Powrót

Emocje do końca, CLEAREX lepszy od FC Toruń

Dla takich emocji warto przychodzić na mecze CLEAREX-u . Po niebywale zaciętym, wyrównanym spotkaniu nasz zespół wygrał z FC Toruń 3:1. Ozdobą meczu był przedłużony rzut, którym Mikołaj Zastawnik ustalił  wynik w 40 minucie.  Wszyscy, włącznie z bramkarzem gości, spodziewali się „bomby”, a nasz zawodnik leciutko, technicznie przelobował  golkipera torunian.

Wynik mógł „otworzyć” już w 1 minucie Mariusz Seget, jednak bramkarz gości obronił jego strzał z bliska. Potem to nasi piłkarze częściej atakowali, uderzali na bramkę rywali, nie stwarzali jednak „stuprocentowych” sytuacji. A skupieni na defensywie torunianie takie mieli w 7 minucie, kiedy Rafał Krzyśka  w razy wygrał pojedynki sam na sam.

W 15 minucie przegrywaliśmy. Błąd w kryciu przy  rzucie rożnym kosztował na stratę gola.
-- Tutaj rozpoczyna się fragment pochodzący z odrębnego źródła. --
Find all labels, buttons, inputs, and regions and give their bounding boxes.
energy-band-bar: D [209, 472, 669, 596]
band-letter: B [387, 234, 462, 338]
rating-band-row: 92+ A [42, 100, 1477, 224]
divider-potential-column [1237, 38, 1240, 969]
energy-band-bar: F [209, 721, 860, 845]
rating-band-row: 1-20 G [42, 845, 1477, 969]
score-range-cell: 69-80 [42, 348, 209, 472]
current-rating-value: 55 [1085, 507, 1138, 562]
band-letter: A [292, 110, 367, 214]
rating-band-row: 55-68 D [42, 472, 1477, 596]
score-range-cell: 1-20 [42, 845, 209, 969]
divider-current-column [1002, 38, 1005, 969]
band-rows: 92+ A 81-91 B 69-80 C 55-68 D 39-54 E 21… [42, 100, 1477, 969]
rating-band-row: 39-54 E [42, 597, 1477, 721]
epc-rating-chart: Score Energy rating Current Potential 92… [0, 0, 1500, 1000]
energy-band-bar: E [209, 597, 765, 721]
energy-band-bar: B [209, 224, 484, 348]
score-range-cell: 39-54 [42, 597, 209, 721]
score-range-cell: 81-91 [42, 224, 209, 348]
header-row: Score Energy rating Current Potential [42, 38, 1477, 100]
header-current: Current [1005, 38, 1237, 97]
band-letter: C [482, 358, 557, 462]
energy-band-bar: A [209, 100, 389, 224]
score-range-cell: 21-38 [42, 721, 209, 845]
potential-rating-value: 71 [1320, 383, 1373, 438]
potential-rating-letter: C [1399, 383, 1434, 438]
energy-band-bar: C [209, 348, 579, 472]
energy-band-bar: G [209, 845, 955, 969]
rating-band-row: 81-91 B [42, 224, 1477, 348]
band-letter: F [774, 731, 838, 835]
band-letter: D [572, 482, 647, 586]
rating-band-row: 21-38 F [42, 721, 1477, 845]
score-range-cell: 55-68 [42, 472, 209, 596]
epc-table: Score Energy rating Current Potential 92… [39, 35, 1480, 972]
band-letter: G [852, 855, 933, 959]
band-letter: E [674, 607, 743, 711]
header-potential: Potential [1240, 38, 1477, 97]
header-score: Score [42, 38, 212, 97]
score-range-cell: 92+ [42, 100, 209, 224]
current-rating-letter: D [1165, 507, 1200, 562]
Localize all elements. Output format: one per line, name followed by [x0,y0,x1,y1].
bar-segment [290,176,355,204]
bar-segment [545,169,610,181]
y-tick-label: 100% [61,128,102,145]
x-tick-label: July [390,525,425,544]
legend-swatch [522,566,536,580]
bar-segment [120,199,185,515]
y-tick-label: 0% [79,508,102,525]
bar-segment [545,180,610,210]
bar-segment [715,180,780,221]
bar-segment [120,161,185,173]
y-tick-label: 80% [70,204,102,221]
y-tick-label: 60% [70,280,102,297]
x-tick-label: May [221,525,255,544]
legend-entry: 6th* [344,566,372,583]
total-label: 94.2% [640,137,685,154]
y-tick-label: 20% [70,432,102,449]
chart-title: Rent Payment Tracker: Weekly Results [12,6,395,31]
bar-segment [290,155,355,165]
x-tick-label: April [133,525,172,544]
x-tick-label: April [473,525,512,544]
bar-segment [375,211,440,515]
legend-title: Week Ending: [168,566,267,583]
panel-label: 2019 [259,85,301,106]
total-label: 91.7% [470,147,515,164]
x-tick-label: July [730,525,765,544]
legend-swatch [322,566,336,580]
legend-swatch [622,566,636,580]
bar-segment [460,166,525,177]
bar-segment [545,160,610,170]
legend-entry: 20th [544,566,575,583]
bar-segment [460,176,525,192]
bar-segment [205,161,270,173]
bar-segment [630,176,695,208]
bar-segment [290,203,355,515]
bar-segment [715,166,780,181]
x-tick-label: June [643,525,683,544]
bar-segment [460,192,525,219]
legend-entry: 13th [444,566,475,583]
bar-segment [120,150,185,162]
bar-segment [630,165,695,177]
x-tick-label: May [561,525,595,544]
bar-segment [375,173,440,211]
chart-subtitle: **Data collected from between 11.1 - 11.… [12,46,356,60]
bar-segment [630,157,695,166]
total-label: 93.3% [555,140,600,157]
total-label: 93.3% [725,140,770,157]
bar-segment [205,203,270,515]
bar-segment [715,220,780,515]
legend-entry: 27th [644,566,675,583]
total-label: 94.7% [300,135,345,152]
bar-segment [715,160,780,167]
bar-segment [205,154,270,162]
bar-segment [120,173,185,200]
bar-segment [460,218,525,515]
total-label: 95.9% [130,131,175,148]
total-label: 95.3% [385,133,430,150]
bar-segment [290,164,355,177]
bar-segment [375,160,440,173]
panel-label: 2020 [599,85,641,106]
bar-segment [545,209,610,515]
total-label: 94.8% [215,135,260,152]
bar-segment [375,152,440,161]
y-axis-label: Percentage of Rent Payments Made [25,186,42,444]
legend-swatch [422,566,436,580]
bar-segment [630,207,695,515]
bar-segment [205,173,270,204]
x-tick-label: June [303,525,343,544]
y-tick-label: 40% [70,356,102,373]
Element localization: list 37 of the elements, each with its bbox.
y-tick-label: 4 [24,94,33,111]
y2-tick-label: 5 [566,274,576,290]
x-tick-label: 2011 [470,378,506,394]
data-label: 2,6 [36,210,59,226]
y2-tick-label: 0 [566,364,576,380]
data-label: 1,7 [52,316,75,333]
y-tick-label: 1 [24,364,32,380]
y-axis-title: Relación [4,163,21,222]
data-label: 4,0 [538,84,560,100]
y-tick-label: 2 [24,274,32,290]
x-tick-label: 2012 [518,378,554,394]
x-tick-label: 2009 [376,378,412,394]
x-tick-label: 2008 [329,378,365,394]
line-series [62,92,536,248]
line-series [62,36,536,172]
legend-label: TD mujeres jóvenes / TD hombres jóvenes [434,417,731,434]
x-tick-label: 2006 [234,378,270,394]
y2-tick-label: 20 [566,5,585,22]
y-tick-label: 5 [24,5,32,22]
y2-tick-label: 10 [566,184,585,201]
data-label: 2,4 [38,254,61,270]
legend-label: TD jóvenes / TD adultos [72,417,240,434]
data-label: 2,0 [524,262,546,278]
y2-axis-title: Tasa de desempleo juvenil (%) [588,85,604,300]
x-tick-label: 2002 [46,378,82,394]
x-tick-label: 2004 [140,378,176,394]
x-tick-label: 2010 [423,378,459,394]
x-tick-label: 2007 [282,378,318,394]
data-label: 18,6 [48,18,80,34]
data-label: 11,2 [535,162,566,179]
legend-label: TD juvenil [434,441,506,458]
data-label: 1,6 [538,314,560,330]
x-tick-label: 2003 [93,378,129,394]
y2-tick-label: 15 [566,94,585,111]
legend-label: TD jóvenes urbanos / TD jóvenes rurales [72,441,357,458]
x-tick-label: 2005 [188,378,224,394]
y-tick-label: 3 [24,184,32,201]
Na szczęście dość szybko udało się wyrównać. Za zagranie ręką sędzia podyktował rzut karny, pewnie wykorzystany przez Mikołaja Zastawnika.

Drugą połowę zaczęliśmy od strzału Adama Wędzonego w słupek, później tuż obok spojenia posłał piłkę Sebastian Leszczak.  Słupek uratował przyjezdnych także po uderzeniu Macieja Mizgajskiego. Okazję do zaprezentowania swoich umiejętności miał również– rzadziej – Rafał Krzyśka. Wreszcie, w 31 minucie, piękną kontrę zwieńczył skutecznie Leszczak, wyprowadzając nas na prowadzenie. Szansę na podwyższenie wyniku miał Maciej Mizgajski, który nie wykorzystał przedłużonego rzutu karnego.

Goście wyszli do przodu, co dawało nam okazje o kolejnych szybkich ataków. Dwa mógł skończyć bramkami Tomasz Golly, ale wynik się nie zmienił.

Torunianie wycofali bramkarza, postawili wszystko na jedną kartę ale…po raz kolejny jeden z nich zagrał ręką. Efektem był przedłużony karny, zamieniony na trzeciego gola przez Zastawnika. Na koniec niewiarygodną interwencją popisał się Krzyśka i było po meczu.

Za tydzień  w sobotę zagramy na wyjeździe z AZS Uniwersytet Gdański w ostatniej kolejce sezonu zasadniczego.